Magdalena Gómez has been widely anthologized in such collections as Paper Dance: 55 Latino Poets and Under the Pomegranate Tree: Latino Erotica. Two of her bilingual children’s plays will premiere with the Enchanted Circle Theater Company next year.
Ray González, author of four books of poetry and a book of essays, as well as editor of fourteen anthologies, has received the Before Columbus Foundation American Book Award for Excellence in Editing. He lives in San Antonio, Texas.
Juan Felipe Herrera‘s recent books of poetry include Night Train to Tuxtla and The Roots of a Thousand Embraces. Forthcoming work includes another poetry collection, Love After the Riots, Mayan Drifter: A Chicano Poet in the Lowlands of America, and a bilingual children’s book, Calling the Doves.
James Hoggard is the author of nine books: four collections of poems, two novels, and three collections of translations. Among his translations is the work Chronicle of My Worst Years/Crónica de mis años peores by Tino Villanueva.
Rick Kearns is the author of one poetry collection, Street of Knives, and the editor of a literary magazine, Blue Guitar. He currently teaches a course on poetry of protest at Rutgers University in New Brunswick, New Jersey.
Demetria Martínez won the Western States Book Award for her novel Mother Tongue. She has also authored a collection of poetry, entitled Turning, and currently writes a column for the National Catholic Reporter.

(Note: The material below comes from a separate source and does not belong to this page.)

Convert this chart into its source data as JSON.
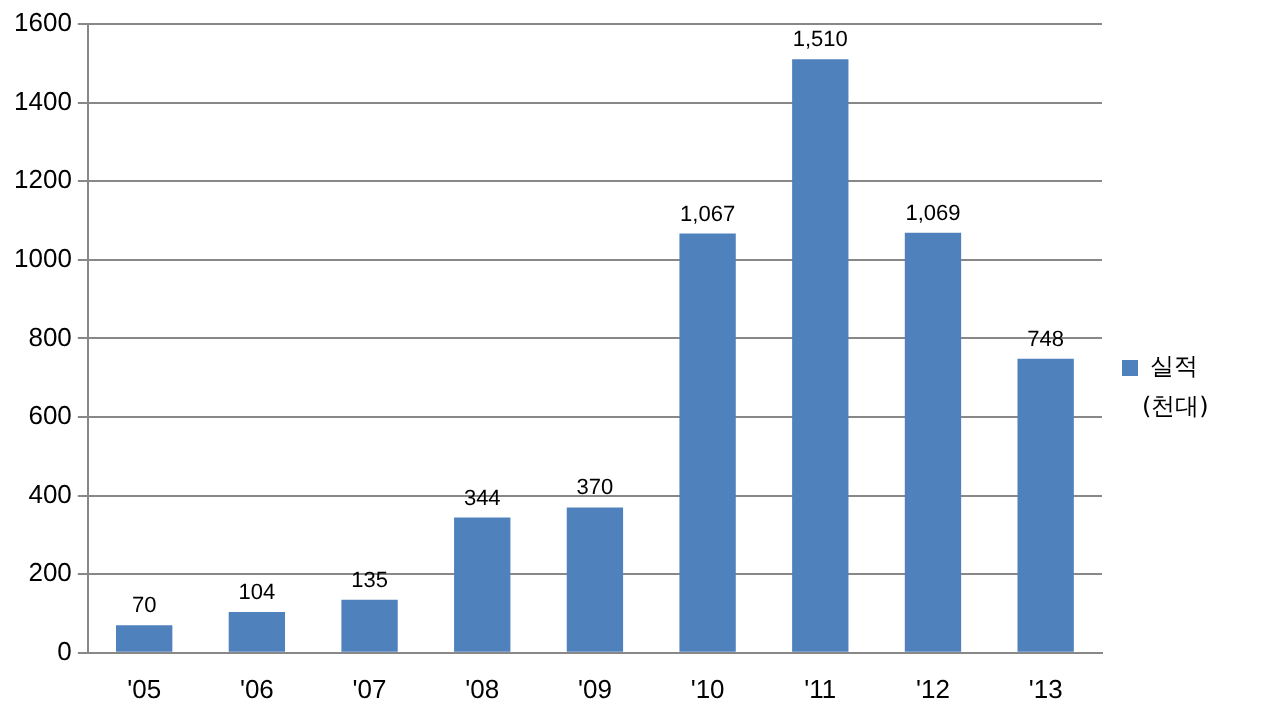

Dionisio D. Martínez, from Cuba, is the author of two poetry collections: Bad Alchemy and History as a Second Language. He is the recipient of a Whiting Writers’ Award, and is currently an affiliate writer at the University of Tampa.
Julio Marzán is the author of Translations Without Originals, a collection of poetry, and the editor-translator of Inventing a Word: An Anthology of Twentieth Century Puerto Rican Poetry. He has also published a book of criticism, Foreign Heart: The Spanish American Roots of William Carlos Williams.
Pat Mora, a native of El Paso, Texas, has published four books of poetry, most recently Agua Santa: Holy Water, and a collection of non-fiction, Nepantla: Essays From the Land in the Middle. She has also received a Kellogg Fellowship.
Leroy Quintana has published five poetry collections, including Sangre and The History of Home, each of which won an American Book Award. He is a professor of English at Mesa College in San Diego.
Gary Soto‘s most recent books are New and Selected Poems and Canto Familiar. His play “Novio Boy” has been mounted at numerous high schools in California.
Virgil Suárez, from Cuba, has published two novels, Latin Jazz and The Cutter, as well as a collection of stories entitled Welcome to the Oasis. He is a professor in the Creative Writing Program at Florida State University.
Clemente Soto Vélez (1905-1993) was a major Puerto Rican poet, who published such works as Cahallo de palol/The Wooden Horse and La tierra prometidal/The Promised Land. He was imprisoned from 1936 to 1942 for his leadership role in the Puerto Rican independence movement.
Tino Villanueva, from San Marcos, Texas, has published four volumes of poetry, including Scene From the Movie Giant, which won the American Book Award. He teaches Spanish at Boston University.
Michael Veve won the Class of 1940 Poetry Award from the University of Massachusetts-Amherst.
Enid Santiago Welch has published widely in literary journals, including the Bilingual Review, the Minnesota Review, and Peregrine. She is an AmeriCorps Volunteer with Amherst Artists and Writers Institute.